ORDER BY created DESC
LIMIT ?;
First check: indexes. Was I properly indexing the timestamp? No! Surely that must be it. So I added an index and… ๐
Second check: LIKE query. My quickly thrown-together query system probably was searching for things it didn’t need to. So I tried some versions without that clause at all and… ๐
At this point I just started “bisecting” between fast and slow versions of this query and landed on the culprit:
ORDER BY created DESC
This seemed innocuous enough, especially with the index in place, but the problem was that I wasn’t sorting on integer timestamps, but rather on what created
really is:
strftime('%Y-%m-%d %H:%M:%f', datetime(created_ms/1000.0, 'unixepoch', '-8 hours'))

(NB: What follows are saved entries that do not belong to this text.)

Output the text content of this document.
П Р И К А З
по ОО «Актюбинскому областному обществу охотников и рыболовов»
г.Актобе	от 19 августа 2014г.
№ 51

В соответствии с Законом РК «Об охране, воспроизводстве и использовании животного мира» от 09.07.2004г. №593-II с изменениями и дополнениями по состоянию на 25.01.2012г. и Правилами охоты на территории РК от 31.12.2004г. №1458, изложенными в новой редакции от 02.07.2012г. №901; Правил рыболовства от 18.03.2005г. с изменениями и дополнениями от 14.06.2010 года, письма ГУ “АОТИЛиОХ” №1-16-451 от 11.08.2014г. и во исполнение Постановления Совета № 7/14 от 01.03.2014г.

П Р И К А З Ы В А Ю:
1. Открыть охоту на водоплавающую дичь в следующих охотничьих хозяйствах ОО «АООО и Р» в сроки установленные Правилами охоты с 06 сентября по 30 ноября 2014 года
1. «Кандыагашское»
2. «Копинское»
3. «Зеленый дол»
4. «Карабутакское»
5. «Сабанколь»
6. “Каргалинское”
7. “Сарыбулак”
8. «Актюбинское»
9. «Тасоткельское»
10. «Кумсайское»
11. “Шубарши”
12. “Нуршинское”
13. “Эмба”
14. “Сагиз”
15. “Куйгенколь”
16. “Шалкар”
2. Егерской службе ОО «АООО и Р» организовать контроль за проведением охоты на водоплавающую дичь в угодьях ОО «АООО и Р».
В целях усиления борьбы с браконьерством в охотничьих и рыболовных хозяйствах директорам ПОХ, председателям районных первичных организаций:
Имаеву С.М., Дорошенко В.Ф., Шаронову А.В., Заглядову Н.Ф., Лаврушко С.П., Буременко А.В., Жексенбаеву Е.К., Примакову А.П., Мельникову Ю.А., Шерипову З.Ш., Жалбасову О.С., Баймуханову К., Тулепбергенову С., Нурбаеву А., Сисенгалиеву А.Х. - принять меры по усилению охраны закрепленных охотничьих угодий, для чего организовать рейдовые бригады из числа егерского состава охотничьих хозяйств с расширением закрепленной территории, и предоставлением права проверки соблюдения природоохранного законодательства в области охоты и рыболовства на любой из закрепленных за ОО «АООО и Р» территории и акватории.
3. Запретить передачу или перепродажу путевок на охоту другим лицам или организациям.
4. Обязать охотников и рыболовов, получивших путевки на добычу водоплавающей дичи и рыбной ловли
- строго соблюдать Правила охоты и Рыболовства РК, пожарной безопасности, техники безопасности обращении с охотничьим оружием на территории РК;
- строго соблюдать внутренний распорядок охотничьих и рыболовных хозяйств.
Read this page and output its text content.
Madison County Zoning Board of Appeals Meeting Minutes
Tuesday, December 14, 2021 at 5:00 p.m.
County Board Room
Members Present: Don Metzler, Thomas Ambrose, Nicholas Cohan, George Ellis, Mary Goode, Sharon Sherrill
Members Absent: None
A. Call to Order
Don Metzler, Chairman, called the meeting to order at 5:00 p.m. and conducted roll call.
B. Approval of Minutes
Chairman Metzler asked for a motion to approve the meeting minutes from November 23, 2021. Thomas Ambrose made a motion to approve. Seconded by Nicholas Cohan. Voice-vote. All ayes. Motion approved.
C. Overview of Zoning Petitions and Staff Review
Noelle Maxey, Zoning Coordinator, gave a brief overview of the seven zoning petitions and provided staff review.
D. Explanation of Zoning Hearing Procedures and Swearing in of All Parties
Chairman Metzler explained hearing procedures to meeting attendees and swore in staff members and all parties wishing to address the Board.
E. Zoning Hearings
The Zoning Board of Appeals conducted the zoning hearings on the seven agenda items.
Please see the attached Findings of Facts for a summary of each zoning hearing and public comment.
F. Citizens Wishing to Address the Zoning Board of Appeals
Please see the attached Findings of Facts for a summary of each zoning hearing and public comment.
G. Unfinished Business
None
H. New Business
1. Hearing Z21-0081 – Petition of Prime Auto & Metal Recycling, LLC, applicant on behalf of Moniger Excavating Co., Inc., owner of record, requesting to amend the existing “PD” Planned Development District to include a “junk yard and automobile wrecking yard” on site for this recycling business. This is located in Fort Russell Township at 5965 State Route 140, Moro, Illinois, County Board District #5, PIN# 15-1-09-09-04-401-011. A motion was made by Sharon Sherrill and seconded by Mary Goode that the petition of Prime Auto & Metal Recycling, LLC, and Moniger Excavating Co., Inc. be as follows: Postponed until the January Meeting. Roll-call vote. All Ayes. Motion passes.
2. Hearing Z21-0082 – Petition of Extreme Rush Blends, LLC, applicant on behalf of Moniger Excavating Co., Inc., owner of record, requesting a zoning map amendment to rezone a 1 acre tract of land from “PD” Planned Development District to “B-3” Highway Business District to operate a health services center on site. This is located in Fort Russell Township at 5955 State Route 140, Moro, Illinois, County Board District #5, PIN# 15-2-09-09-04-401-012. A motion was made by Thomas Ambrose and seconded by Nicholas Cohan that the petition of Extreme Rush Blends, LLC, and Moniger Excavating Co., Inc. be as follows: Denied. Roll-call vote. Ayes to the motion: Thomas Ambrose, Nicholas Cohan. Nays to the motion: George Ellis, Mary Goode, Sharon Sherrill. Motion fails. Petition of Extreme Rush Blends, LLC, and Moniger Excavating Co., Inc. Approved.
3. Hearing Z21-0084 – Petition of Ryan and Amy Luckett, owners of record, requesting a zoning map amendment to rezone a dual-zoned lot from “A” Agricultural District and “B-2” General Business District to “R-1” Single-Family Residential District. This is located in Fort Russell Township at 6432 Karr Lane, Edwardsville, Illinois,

This meant SQLite was first formatting the times of all rows in the table (millions) and then sorting on that. I updated the ORDER BY
expression to:
ORDER BY created_at DESC
and 2 second query times dropped to 4ms!
2/15/2024 update: I’ve realized that I should drop the time index and just rely on the row id, which is already providing the sort key I need.